自分たちの弱点、長所をちゃんととらえて長田を盛り上げていければいいなと思っています。

―記者―
子供の頃の賑わっていた長田に戻ってほしいという思いですか?

―東田さん―
そうですね。僕たちが子供だったときはもっと人間らしくって、厳しくて優しくて、隣のおじさんが怒ってくれるような人情味溢れる熱い街だった。
街自体に自信や安心感、信頼感みたいなものがありました。
豊かで元気な下町気質の長田に戻ってほしい。

―記者-
今後どうやったら長田がまた盛り上がっていくと思いますか?

―東田さん―
歴史として積み上げてきた唯一無二の長田の文化をこれからの世の中の変化にベクトルを合わせ、世相を鑑みて生き残るための策を講じ、長所を進化させてチャレンジするしかないと思います。眼鏡の鯖江みたいになれば長田人皆、誇らしく思えるんじゃないですかね。

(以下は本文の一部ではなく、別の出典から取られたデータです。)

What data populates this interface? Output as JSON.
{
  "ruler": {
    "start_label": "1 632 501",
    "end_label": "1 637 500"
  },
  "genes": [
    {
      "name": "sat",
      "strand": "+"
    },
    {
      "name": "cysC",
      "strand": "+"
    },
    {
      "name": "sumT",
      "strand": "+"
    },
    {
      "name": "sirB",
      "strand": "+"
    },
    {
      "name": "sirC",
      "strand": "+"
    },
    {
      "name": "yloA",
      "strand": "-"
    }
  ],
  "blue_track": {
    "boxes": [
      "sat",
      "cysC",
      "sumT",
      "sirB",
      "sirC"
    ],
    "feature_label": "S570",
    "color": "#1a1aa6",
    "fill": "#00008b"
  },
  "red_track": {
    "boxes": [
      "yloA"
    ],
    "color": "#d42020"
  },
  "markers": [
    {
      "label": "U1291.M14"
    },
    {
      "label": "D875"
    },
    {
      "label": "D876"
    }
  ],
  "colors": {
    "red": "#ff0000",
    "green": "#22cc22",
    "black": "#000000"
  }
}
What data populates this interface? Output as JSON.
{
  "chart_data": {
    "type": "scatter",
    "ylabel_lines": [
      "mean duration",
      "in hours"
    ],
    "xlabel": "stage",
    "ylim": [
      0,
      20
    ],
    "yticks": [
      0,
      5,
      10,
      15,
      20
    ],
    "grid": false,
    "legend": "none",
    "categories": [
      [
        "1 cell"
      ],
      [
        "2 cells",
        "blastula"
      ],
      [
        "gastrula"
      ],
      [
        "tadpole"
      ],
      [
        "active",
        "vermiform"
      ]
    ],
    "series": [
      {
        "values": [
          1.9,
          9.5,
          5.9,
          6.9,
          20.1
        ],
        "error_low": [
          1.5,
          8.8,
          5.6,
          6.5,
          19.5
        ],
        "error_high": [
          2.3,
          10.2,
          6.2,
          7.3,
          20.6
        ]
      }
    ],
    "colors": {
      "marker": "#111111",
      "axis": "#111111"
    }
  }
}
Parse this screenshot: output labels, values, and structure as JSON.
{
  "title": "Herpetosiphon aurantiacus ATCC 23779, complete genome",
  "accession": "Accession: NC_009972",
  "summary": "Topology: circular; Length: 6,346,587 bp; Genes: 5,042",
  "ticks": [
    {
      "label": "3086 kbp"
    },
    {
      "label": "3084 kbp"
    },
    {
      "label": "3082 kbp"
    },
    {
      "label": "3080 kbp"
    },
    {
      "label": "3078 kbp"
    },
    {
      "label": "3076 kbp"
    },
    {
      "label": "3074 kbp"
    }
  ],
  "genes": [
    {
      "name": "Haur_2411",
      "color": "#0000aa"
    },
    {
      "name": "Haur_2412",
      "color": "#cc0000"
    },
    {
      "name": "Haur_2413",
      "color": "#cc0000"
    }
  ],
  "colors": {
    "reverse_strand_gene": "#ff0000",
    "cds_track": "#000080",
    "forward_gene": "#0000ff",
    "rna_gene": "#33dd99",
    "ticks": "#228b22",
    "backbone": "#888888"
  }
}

あと特色と言えば、長田には中国、台湾、韓国、ベトナム、インドなどたくさんのアジアの方々が住んでおられます。神戸と言えばパンやケーキのような西洋文化だけではなく、これから発展するアジア文化の日本の発信基地になるのは国際都市神戸のこれからの姿かもしれません。

-記者-
地域ごとに色があっても面白いと思いますもんね。
最後になりますが、東田さんにとっての長田とはズバリなんでしょう。

-東田さん-
良いも悪いも目を背けられへん町ですかね。
新しいことにチャレンジしないと前には進まないぞ!ってね。
長田を見ていると自分を見ているようで悔しいというか(笑)
長田の根性を全国に!世界に!見せつけたいです!

~希望を持つ重要~
-記者-
お話をしている中で東田さんの発想力がすごいなあって思いました。
私だったら仕方ないと終わっちゃうんですけど、思い立ってどんどん挑戦されてるから尊敬でしかないなと。

-東田さん-
生きるためにやってきたというのが根底にあります。
良い会社に入ってから退職して家業を継いで、飲食店を始めてもお金がなくて。
新しい機械を大手さんは買うんですけど、僕らはこの昔ながらのクラシックな作り方で、なにか付加価値のあるものにできへんかなとか。
でも生きるために自分たちの長所を前に進めたら希望が生まれてきて、その素晴らしさをもっとみんなに知ってほしいと強く思うようになりました。

-記者-
格好いいです。

-東田さん-
希望を見つけるっていうのが大事です。
希望があったら生きていけるんですよ。
人が喜ぶモノ、仕組みを作る事ができれば自ずとリーダーになれて、利益が上がる事に繋がるじゃないですか。

今まですごいお金があってやってきた訳じゃないから、いかに僕の話でファンになってもらうしかないんですよ。小さいことだけど、会ってもらえる前に必死で奇麗な字で手紙を書いて送ったりとかね。
昔の手紙が出てくるとこっぱずかしいですが必死で生きてきた証やなって(笑)

本当、希望とそれを理解してくれる仲間がいたら勝ったも同然というか充分です。あとはそこに行くだけですから。自分達で人生を切り開きながら磨いていくしかないですから。長田のエアラバーを通じて社員と一緒に人生の続きを楽しみたいと思います。

-記者-
いいお話を聞けてよかったです。
ありがとうございました。


難しい状況の中にも面白さを見つけ世の中にない商品を開発する東田さんの姿は、長田だけでなく日本全体に活気を持たせているように感じました。
東田さんの商品は今までに履いたことのないまさしくマシュマロ!のような感動の感覚でした。日本にとどまらず海外にまで商品が届き、この感動を多くの人と共有したいと感じました。